December 26, 2008
Elected Officials Recognize WW II Veteran for Service to the Community
Phil Pecora of Oswego is presented a certificate recognizing his many decades of service to the community in a surprise ceremony in the legislative chambers of the County Office Building. From left are State Senator Darrel Aubertine, Pecora and his wife, Theresa, Legislature Chairman Barry Leemann, and Legislator Lee Walker Jr., District 15, Oswego. (Photo by Steve Yablonski.)
OSWEGO -- As many members of his large family and friends looked on, state and local leaders recently presented commendations to Phil Pecora, an Oswego resident who has served his nation and community many times over the past nine decades.
The recognition was a surprise to Pecora, and was arranged by County Legislator Lee B. Walker Jr., District 15, Oswego. Pecora, who turned 89 on Dec. 16, is a true gentleman who makes Oswego proud, said Legislator Walker.
An Army veteran of World War II, Pecora fought 64 years ago, almost to the day, in the Battle of the Bulge. He and his wife, Theresa, raised a family of three children, Dennis, Phyllis and Daniel, in Oswego. He is a crossing guard for the Oswego City School District and a longtime member of St. Joseph's Church. Phil retired from the Oswego Cyclotherm plant after 40 years of service.

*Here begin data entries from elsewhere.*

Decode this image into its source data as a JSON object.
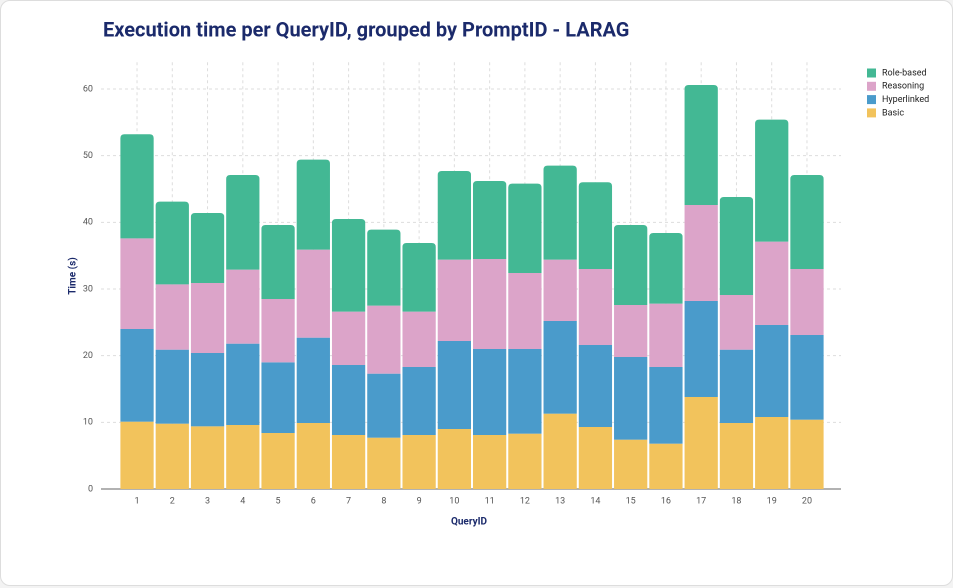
{
  "chart_data": {
    "type": "stacked_bar",
    "title": "Execution time per QueryID, grouped by PromptID - LARAG",
    "x_label": "QueryID",
    "y_label": "Time (s)",
    "categories": [
      "1",
      "2",
      "3",
      "4",
      "5",
      "6",
      "7",
      "8",
      "9",
      "10",
      "11",
      "12",
      "13",
      "14",
      "15",
      "16",
      "17",
      "18",
      "19",
      "20"
    ],
    "series": [
      {
        "name": "Basic",
        "color": "#f2c35c",
        "values": [
          10.1,
          9.8,
          9.4,
          9.6,
          8.4,
          9.9,
          8.1,
          7.7,
          8.1,
          9.0,
          8.1,
          8.3,
          11.3,
          9.3,
          7.4,
          6.8,
          13.8,
          9.9,
          10.8,
          10.4
        ]
      },
      {
        "name": "Hyperlinked",
        "color": "#4a9bcb",
        "values": [
          13.9,
          11.1,
          11.0,
          12.2,
          10.6,
          12.8,
          10.5,
          9.6,
          10.2,
          13.2,
          12.9,
          12.7,
          13.9,
          12.3,
          12.4,
          11.5,
          14.4,
          11.0,
          13.8,
          12.7
        ]
      },
      {
        "name": "Reasoning",
        "color": "#dca4c9",
        "values": [
          13.6,
          9.8,
          10.5,
          11.1,
          9.5,
          13.2,
          8.0,
          10.2,
          8.3,
          12.2,
          13.5,
          11.4,
          9.2,
          11.4,
          7.8,
          9.5,
          14.4,
          8.2,
          12.5,
          9.9
        ]
      },
      {
        "name": "Role-based",
        "color": "#43b894",
        "values": [
          15.6,
          12.4,
          10.5,
          14.2,
          11.1,
          13.5,
          13.9,
          11.4,
          10.3,
          13.3,
          11.7,
          13.4,
          14.1,
          13.0,
          12.0,
          10.6,
          18.0,
          14.7,
          18.3,
          14.1
        ]
      }
    ],
    "ylim": [
      0,
      64
    ],
    "yticks": [
      0,
      10,
      20,
      30,
      40,
      50,
      60
    ],
    "grid": true,
    "legend": "top-right"
  }
}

I am proud to have you as a resident of Oswego County, Legislature Chairman Barry Leemann told Pecora as he presented a proclamation outlining Pecora's many services to the citizens of Oswego County.
State Senator Darrel Aubertine also presented a commendation. As chairman of the Senate Veterans Committee, I can't tell you what a privilege it is for me to make your acquaintance and call you a friend, he said.
The Battle of the Bulge began on Pecora's 25th birthday, Dec. 16, 1944 when German forces entered the Ardennes Forest on the German - Belgian border. According to accounts, it was the coldest and snowiest winter in memory. Loss of life and equipment were heavy on both sides. There were 81,000 American casualties, including 19,276 killed and 23,554 captured. Most of the troops were just out of high school. After several weeks of fighting in brutal weather, Allied forces halted the German advances and the battle officially ended Jan. 25, 1945.